Os povos indígenas brasileiros usam uma grande variedade de materiais encontrados na natureza para a produção de suas obras e objetos de uso rotineiro e ritual. Esses recursos naturais podem ser de origem mineral (pedras, barro para fabricação de cerâmica), vegetal (fibras, folhas, raízes, sementes, troncos) e animal (penas, pelos, unhas, dentes, escamas, ossos). Estão nos rios, nas florestas, nos campos, nas roças, nas capoeiras (roças antigas) e em outros ecossistemas.
Um mesmo objeto pode ter várias finalidades. Os homens kaiabi fabricam um tipo de cesto adornado com desenhos gráficos que é usado pelas mulheres para guardar algodão. Ele é tecido com a fibra do arumã, planta que possui seu “dono” ou espírito. Para colher o arumã, os homens utilizam o facão e cortam a planta acima do primeiro nó, para que rebrote. Em seguida, seguem-se diversas etapas de preparação da fibra. Os homens trançam as peneiras de acordo com a técnica de trançado marchetado, com desenhos gráficos em relevo, procedendo então à pintura do cesto com a resina da casca de um tipo de jequitibá. O mesmo cesto pode também ser usado pelo pajé para rezar um doente (uso ritual) e para a venda. Um objeto que parece “simples” aos olhos de um observador externo possui um conjunto de valores, técnicas e conhecimentos associados, como se em uma peneira fosse possível trançar várias dimensões ou “teias de significados” materializados pela tecnologia.
O conhecimento tecnológico é peculiar a cada povo indígena, e está de acordo com suas tradições culturais, inter-relações com a natureza, língua e história. No passado, muitos deles eram adquiridos na guerra e no contato com outros povos indígenas, e transmitidos de geração a geração por observação direta ou por via oral, através de mitos e histórias. O conhecimento de como produzir e dominar o fogo, aprendido com os ancestrais e “roubado da onça e do urubu-rei”, é aplicado anualmente na agricultura indígena, envolvendo o processo de escolha do local, abertura da roça, queima utilizando certos tipos de madeiras (como varetas de urucum), seguidos de plantio, colheita e preparo de alimentos.

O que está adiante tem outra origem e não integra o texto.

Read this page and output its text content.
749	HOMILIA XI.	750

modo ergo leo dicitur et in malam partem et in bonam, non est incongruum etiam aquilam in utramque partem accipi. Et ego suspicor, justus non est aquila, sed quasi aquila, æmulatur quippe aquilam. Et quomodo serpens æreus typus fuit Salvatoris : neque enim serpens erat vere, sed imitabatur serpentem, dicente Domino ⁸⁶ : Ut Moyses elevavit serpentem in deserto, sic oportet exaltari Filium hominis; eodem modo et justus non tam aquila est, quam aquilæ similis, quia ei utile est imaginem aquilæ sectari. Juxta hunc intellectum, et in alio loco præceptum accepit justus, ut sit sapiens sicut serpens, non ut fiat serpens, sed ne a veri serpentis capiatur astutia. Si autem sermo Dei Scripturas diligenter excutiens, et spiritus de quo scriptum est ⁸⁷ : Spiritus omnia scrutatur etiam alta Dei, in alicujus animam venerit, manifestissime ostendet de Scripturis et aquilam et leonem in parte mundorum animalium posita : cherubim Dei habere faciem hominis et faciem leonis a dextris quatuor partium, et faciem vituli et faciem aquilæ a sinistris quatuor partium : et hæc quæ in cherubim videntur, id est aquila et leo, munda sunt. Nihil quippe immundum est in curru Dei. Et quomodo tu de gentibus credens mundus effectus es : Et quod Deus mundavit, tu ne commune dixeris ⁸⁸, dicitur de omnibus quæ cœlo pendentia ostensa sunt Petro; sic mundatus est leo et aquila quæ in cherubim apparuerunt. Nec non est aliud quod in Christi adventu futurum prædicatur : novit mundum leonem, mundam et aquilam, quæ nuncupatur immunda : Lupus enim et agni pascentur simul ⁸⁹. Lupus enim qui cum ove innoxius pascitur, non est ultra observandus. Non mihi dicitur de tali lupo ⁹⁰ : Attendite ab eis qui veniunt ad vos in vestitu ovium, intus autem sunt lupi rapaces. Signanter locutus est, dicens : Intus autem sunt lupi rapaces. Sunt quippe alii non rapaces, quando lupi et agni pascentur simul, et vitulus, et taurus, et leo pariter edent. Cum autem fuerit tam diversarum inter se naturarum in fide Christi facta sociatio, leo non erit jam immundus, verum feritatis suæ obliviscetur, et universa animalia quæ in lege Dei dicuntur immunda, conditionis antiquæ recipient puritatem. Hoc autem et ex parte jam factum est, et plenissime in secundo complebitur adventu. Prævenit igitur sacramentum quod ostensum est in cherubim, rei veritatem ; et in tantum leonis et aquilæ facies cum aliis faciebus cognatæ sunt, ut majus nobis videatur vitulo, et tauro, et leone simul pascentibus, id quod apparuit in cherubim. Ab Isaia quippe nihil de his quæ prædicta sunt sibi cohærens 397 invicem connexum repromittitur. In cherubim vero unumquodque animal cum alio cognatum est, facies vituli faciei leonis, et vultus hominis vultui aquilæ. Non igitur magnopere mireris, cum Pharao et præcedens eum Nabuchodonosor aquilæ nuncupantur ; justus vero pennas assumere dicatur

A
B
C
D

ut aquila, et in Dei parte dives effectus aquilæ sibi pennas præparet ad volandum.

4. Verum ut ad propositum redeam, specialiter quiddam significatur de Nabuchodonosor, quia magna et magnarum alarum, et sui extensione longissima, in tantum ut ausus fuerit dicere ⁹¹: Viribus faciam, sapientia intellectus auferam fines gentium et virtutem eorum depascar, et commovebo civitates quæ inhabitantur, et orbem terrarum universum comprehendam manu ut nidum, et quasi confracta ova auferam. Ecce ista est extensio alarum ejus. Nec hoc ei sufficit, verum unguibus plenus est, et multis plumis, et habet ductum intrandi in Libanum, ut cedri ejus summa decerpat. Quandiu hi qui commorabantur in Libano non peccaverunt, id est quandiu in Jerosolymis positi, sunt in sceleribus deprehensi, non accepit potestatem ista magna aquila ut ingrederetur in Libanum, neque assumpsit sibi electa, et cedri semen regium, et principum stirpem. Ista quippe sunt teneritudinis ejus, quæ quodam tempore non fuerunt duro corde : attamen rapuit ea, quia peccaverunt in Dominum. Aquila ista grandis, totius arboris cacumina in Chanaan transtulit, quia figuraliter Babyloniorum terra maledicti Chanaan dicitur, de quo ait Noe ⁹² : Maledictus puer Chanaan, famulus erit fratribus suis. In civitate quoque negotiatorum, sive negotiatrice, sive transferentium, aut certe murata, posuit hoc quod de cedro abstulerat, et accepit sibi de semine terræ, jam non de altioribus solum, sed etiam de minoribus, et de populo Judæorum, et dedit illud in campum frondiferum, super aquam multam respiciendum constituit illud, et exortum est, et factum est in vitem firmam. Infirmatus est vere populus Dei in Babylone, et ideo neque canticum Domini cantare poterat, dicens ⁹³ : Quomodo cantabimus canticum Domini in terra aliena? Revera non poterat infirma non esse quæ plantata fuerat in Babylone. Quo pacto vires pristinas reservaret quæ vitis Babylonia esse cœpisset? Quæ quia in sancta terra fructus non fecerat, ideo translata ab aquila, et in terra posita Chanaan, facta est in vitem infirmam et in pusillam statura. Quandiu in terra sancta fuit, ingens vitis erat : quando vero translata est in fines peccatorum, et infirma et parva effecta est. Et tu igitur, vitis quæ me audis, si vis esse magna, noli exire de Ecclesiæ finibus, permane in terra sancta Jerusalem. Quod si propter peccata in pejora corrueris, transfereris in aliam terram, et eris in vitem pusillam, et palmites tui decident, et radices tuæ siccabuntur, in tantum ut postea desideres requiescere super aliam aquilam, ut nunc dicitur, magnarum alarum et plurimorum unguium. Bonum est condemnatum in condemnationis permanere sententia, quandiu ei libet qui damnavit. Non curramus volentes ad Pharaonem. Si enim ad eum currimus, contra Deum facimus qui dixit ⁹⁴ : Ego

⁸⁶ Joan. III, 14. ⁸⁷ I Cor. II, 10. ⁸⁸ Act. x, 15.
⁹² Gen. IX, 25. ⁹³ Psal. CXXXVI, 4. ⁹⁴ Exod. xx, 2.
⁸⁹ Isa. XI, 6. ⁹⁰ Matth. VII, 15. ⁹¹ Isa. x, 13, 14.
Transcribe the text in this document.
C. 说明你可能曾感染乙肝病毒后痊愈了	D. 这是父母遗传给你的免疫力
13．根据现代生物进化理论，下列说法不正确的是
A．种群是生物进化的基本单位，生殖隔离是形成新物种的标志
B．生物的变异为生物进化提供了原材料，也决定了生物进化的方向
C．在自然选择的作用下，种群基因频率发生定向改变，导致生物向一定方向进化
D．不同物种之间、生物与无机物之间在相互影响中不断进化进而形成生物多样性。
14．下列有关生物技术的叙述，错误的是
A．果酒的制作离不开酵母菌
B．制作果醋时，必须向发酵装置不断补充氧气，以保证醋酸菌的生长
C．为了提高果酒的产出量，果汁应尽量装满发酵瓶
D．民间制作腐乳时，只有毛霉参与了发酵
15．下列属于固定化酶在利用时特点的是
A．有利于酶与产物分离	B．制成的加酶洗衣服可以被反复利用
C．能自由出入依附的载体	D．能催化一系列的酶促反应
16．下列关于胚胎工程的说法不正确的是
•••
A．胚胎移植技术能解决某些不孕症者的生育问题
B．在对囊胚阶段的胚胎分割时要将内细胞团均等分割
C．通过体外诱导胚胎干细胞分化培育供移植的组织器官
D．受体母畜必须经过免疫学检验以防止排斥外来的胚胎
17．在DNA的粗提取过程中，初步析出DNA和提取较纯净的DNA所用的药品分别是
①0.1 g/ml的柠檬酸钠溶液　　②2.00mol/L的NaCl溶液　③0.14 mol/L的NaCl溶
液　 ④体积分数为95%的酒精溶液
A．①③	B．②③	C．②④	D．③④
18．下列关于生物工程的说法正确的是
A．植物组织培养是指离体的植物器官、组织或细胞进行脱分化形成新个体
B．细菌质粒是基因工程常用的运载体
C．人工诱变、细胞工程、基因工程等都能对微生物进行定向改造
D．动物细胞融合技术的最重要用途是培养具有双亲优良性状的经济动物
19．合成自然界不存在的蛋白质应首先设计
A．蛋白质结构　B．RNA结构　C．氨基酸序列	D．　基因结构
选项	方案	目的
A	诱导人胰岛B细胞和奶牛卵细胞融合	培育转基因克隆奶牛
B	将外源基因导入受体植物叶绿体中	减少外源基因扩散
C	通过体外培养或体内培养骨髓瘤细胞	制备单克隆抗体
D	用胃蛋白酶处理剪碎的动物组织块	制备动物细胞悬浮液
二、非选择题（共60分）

Dessa forma, a tecnologia indígena tece a natureza, a cultura e a sociedade. Um conjunto de fatores inter-relacionados determina tanto a perda da habilidade e do conhecimento para confeccionar certo item como a aquisição de uma nova técnica. Entre os principais fatores dessas transformações estão os intercâmbios étnicos, a influência da sociedade não indígena, o comércio, a substituição por produtos industrializados, a transferência de territórios ancestrais para outras áreas e a perda de acesso a recursos naturais.
Atualmente, vários povos têm desenvolvido projetos para o resgate cultural de suas manifestações artísticas e conhecimentos tecnológicos. Afinal de contas, manter esses conhecimentos em tempos de profundas transformações socioambientais pode ser mais difícil do que roubar o fogo da onça: apesar de termos as varetas para produzi-lo, precisamos de esforço coletivo para manter as brasas acesas.